The Politics of Safety

Mario Diaz
|
Posted: Dec 04, 2008 5:04 PM
The Politics of Safety

It turns out the “tolerance” movement might not be as tolerant as advertised.

In a 1995 speech entitled “Winning the Culture War,” Kevin Jennings, founder of the Gay, Lesbian and Straight Education Network (GLSEN) said,

In Massachusetts the effective reframing of this issue was the key to the success of the Governor's Commission on Gay and Lesbian Youth. We immediately seized upon the opponent's calling card — safety — and explained how homophobia represents a threat to students' safety by creating a climate where violence, name-calling, health problems, and suicide are common. Titling our report 'Making Schools Safe for Gay and Lesbian Youth,' we automatically threw our opponents onto the defensive and stole their best line of attack. This framing short-circuited their arguments and left them back-pedaling from day one.

For homosexual activists, the illusion of danger and the need for safety was all part of a strategy, the means to an end, a façade. Marshall Kirk and Hunter Madsen made it clear in their 1989 treatise After the Ball: How America Will Conquer Its Fear and Hatred of Gays in the 90’s: “in any campaign to win over the public, gays must be portrayed as victims in need of protection so that straights will be inclined by reflex to adopt the role of protector. ... The purpose of victim imagery is to make straights feel very uncomfortable.”

It worked. Homosexuals gained enormous sympathy from Americans by portraying themselves as victims and calling on the government to enact laws to “protect” them. They called for laws to specifically protect “gay” youth from being bullied (thus erecting the illusion of masses of homosexual youth who needed more protection than any other bullied child) and politicians stayed silent for fears of being called “insensitive” or “intolerant.”

But it turns out that, in certain circumstances, bullying is good after all. For example, if you are a Christian and voted for Proposition 8 to preserve the historic definition of marriage, some homosexuals think you should be bullied.

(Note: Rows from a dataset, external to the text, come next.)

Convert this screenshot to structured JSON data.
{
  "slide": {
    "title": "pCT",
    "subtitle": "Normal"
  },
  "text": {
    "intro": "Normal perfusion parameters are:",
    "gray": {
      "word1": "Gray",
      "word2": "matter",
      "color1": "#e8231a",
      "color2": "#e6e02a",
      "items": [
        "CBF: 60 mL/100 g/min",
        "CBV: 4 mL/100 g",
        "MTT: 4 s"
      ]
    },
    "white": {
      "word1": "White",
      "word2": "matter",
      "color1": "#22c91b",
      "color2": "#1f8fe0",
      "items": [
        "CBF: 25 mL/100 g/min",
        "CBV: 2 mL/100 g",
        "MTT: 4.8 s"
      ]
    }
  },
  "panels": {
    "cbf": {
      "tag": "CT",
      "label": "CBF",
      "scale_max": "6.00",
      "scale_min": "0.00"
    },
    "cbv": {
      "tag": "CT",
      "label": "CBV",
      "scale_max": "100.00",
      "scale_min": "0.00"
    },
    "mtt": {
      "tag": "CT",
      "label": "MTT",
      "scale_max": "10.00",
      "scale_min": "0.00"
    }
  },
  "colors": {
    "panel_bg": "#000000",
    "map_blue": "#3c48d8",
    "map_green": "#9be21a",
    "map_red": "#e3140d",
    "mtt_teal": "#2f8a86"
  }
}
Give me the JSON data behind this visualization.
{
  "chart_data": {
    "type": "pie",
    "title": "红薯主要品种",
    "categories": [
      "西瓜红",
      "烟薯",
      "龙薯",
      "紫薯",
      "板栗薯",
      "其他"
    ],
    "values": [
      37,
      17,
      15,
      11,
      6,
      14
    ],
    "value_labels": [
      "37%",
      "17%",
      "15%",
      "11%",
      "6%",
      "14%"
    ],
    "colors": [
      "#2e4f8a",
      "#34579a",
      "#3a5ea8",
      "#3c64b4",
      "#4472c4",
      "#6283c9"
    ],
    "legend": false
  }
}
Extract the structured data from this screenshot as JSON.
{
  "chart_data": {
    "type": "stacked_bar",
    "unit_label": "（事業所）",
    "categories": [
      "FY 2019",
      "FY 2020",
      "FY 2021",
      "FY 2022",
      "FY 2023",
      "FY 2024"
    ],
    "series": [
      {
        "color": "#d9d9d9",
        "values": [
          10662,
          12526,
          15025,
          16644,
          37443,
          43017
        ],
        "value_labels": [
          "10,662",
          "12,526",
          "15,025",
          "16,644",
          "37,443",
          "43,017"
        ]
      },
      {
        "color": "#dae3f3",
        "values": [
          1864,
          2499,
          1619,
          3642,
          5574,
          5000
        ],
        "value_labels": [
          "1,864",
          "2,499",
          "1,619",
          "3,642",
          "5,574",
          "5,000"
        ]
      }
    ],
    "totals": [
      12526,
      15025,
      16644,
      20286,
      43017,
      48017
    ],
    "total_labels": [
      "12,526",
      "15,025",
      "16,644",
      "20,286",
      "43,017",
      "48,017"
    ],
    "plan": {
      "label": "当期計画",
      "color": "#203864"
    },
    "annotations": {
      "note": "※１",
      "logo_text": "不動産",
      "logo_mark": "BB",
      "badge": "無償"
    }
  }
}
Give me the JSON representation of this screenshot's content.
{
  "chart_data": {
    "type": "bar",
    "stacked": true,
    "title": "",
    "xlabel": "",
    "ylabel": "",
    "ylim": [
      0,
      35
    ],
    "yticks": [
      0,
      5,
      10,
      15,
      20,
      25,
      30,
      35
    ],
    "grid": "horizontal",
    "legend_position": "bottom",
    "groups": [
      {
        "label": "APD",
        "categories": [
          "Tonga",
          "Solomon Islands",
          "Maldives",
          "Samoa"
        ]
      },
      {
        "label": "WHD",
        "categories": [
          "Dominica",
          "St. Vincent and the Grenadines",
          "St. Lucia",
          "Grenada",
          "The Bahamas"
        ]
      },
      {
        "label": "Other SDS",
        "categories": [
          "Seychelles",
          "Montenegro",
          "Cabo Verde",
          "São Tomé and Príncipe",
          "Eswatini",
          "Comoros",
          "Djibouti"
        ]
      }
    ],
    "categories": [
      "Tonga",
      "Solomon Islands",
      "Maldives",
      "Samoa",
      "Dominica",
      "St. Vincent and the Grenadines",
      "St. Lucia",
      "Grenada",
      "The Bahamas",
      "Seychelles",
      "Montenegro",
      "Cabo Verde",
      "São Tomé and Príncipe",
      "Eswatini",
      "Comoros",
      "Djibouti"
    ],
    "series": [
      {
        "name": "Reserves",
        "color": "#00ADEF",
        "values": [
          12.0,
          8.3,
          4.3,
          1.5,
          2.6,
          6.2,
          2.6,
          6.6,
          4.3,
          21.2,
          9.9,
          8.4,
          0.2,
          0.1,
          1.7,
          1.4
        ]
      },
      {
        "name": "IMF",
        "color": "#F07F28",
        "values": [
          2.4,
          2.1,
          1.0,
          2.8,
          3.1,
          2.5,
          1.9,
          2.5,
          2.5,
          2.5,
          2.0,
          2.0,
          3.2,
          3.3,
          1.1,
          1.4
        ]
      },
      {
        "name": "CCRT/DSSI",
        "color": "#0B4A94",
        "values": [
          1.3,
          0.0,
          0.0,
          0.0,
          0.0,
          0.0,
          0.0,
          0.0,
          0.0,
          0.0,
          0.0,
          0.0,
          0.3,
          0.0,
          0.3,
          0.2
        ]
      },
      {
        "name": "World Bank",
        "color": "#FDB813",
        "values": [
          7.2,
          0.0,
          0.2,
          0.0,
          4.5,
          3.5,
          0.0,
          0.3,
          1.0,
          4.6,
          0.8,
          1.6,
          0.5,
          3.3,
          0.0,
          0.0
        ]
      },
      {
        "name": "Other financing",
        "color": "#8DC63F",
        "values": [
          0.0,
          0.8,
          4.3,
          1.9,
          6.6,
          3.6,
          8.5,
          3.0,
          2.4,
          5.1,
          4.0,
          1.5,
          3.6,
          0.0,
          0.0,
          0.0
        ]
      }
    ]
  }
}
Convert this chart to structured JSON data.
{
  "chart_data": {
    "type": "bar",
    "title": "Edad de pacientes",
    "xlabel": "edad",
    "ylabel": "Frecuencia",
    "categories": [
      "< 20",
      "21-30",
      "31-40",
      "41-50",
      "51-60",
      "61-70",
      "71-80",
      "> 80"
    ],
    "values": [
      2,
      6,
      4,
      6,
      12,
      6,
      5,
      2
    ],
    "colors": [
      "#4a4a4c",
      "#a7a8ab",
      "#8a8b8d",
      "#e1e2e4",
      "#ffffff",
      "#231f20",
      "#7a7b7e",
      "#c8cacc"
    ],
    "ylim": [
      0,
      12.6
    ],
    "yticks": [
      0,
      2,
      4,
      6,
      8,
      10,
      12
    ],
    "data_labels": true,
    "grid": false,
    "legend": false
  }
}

“Trust me. I've got a big list of names of [M]ormons and [C]atholics that were big supporters of Prop 8. … I warn them to watch their backs,” said a homosexual activist, mad about the result of Proposition 8, in a blog post. “If you're planning a heterosexual wedding in California … be prepared for picketers. Designate someone to watch the parking lot … You’re going to have lots of unexpected expenses. Add $500 to your budget for security,” warned another.

They did not stop at warnings either. Many saw the reports from Palm Springs, California where homosexual activists attacked an elderly woman carrying a cross. At Saddleback Church, several hundred homosexual activists intimidated parishioners with menacing chants and a large swastika display. A Catholic church in Riverside, California, found Proposition 8-related signs arranged in a swastika on the church's front lawn. In Lansing, Michigan, homosexual activists vandalized an Assembly of God church and threw pro-“gay” items and condoms in the sanctuary, while two lesbians kissed each other at the podium among chants of “Jesus is a homo." And several thousand homosexual activists marched at a Mormon temple in the Los Angeles-area threatening to break through the gates and storm the building. And these are just a few of the reports.

Who needs protection now?

But the truth is out. Homosexual activists are not fighting for their “safety.” Nor are they fighting for their “rights.” The California Supreme Court recognized in its now-infamous same-sex “marriage” decision that homosexual couples already possess the legal rights and responsibilities afforded to heterosexual couples through California's civil union law; Proposition 8 did not change that. The reality is that homosexual activists are bent on the open promotion and celebration of homosexuality in America — even at the expense of

our safety. They do not permit anyone to object, no matter how reasonable, thoughtful or kindly they do so. They simply will not permit religious people to express their faith – not at the ballot box and not even in their own houses of worship.

Remember when all they wanted was the “right to visit their partner in the hospital” (a false claim in and of itself because patients already have the right to designate who can visit them)? But still, those days — and the false tears — are long gone. Today, they storm churches, bullying people into denying their sincerely held religious beliefs about marriage, while trampling our religious liberties and our form of government.

In lawsuits challenging Proposition 8, homosexual activists ask the Supreme Court to violate legal precedent and ignore the state and federal constitutions to invalidate the marriage amendment. In effect, they are asking the Court to nullify the sovereign right of the people to self-govern.

But remember, this is all in the name of “tolerance and safety.” A small price to pay, right?